Her birimizin illa ki etkilendiği ve “hiç uyanmasam keşke” diye içinden geçirdiği güzel bi rüyası olmuştur. Kimi zaman kuş gibi uçarken kimi zaman da bir anda yere çakılırken bulmuşuzdur kendimizi. O kadar gerçekçidir ki bazen istemsizce tepki verir vücudumuz. Peki ya gerçekten rüya tadında ama bilinciniz yerinde olarak istediğiniz şeyleri görebileceğiniz, farklı dünyalarda kendinizi bulabileceğiniz bi fırsatınız olsa?
Bundan belki yüz yıl önce söylense inanmakta zorluk çekebilirdiniz. Fakat günümüzde gelişen teknoloji ile bunu VR gözlükler sayesinde yapabiliyor, kendimizi başka alemlerde bulabiliyoruz.
Peki ya bu, bedensel olarak olmasa da zihinsel olarak bizi hayallerimize götüren, VR gözlükler nedir?
Türkçesi ''sanal gerçeklik'' olan gözlükler ingilizce “virtiual reality” olarak anılır. Kısacası sanal gerçeklik, gerçek hayattaki ortamların bilgisayarlar aracılığıyla taklit edilmesine denilir. Burada amaçlanan nokta ise sanal gerçeklik kaskını taktığımızda, kaskta bulunan ortama adapte olup dış dünya ile bağlantımızın kesilmesi, bulunduğumuz ortamdan beş duyu organımızla farklı ortamlarda kendimizi görebilmektir.
Sanal gerçeklik ortamına bir platform aracılığıyla bağlanılır. Bunlar playsatation, bilgisayar ve yeni nesil televizyonla bağlanılırken kulaklık, VR gözlük ve kumanda gibi ekipmanlar yardımıyla da kendimizi bu dünyanın içinde bulabiliriz.
Sanal gerçeklik her ne kadar yeni gibi gözükse de bundan elli yıl öncesinde ilk kasklı örneklerini bulmak mümkün.
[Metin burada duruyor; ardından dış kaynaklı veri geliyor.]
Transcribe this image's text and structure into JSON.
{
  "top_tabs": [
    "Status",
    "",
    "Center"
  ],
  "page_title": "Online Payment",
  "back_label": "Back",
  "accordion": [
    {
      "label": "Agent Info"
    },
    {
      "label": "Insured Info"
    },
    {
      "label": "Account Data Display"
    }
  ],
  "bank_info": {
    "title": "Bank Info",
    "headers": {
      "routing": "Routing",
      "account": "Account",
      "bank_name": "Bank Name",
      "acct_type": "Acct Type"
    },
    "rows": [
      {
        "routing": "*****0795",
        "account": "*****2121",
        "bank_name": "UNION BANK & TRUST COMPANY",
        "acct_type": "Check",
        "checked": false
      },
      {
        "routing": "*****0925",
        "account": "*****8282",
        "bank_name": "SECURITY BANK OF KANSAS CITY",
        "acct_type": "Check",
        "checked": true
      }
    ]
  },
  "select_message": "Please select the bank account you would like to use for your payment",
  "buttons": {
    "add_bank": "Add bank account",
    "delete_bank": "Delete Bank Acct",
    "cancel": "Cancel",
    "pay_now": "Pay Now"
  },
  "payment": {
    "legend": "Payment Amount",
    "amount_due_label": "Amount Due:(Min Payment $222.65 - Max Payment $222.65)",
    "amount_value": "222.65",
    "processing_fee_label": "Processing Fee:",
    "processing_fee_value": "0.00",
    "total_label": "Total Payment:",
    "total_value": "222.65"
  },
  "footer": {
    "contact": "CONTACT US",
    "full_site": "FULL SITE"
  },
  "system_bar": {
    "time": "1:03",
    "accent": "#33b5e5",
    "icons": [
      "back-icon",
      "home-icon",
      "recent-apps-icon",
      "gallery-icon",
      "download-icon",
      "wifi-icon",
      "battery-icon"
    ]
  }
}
Amerikalı bilgisayar mühendisi Ivan Sutherland, 1968 yılında ilk sanal gerçeklik örneğini sunmuştur fakat o zamanlarda sanal gerçeklik sadece endüstri ve askeri anlamda kullanılmış, dış görünüm olarak da çekici bulunmamıştır.
Günümüzde ise sanal gerçeklik gözlükleri olabildiğince küçültülmüş, Samsung, Sony, Google ve Oculus gibi şirketler oyun ve mobil gibi platformlar için VR ile ilgili projelerin içinde yer almaya başlamıştır.
Peki Bu Sanal Gerçeklik Gözlüklerine Hayatımızın Hangi Alanlarında Yer Verebiliriz?
Sanal gerçeklik gözlüğü bize eğitim, sağlık, psikoloji, endüstri, askeri, seyahat, eğlence gibi birçok alanda avantajlar sunmaktadır. Örneğin çevrenizden bir tatil yeri hakkında güzelliğiyle ilgili çok fazla duyumlar alıyorsunuz ve sizde oraya gitmek istiyorsunuz. Fakat tatil yerinin uzaklığı sizi “O kadar yolu gidip de ya güzel bir manzarayla karşılaşmazsam?” endişesine düşürüyor. İşte sanal gerçekliğin güzelliği de tam bu noktada ortaya çıkıyor. Sanal gerçeklik gözlüğü sayesinde seyahat etmek istediğiniz yeri görebiliyor, hatta kalacağınız otelin içine kadar girebiliyorsunuz.
Konuyu bir de psikoloji açısından ele alalım. Herkesin olmasa da çoğu insanın fobisi vardır. Fobilerin oluşmasının birçok sebebi olmakla birlikte bunları yenmek ise o korkularımızla yüzleşmekten geçer. Yükseklik fobisi olan birini düşünelim. Bu kişi yükseklik fobisinin verdiği korkuyla birçok eğlenceyi, manzarayı kaçırıyor olabilir. Gerçek hayatta yükseklik fobisiyle yüzleşmek kişiye fazlasıyla ağır ve ürkütücü gelecekken sanal gerçeklik gözlüğü sayesinde fobi sahibi kişi, bir uçurumun kenarına kadar çıkabilir ve her gün birkaç dakikalık yaptığı alıştırmalarla bu fobisinden kurtulabilir.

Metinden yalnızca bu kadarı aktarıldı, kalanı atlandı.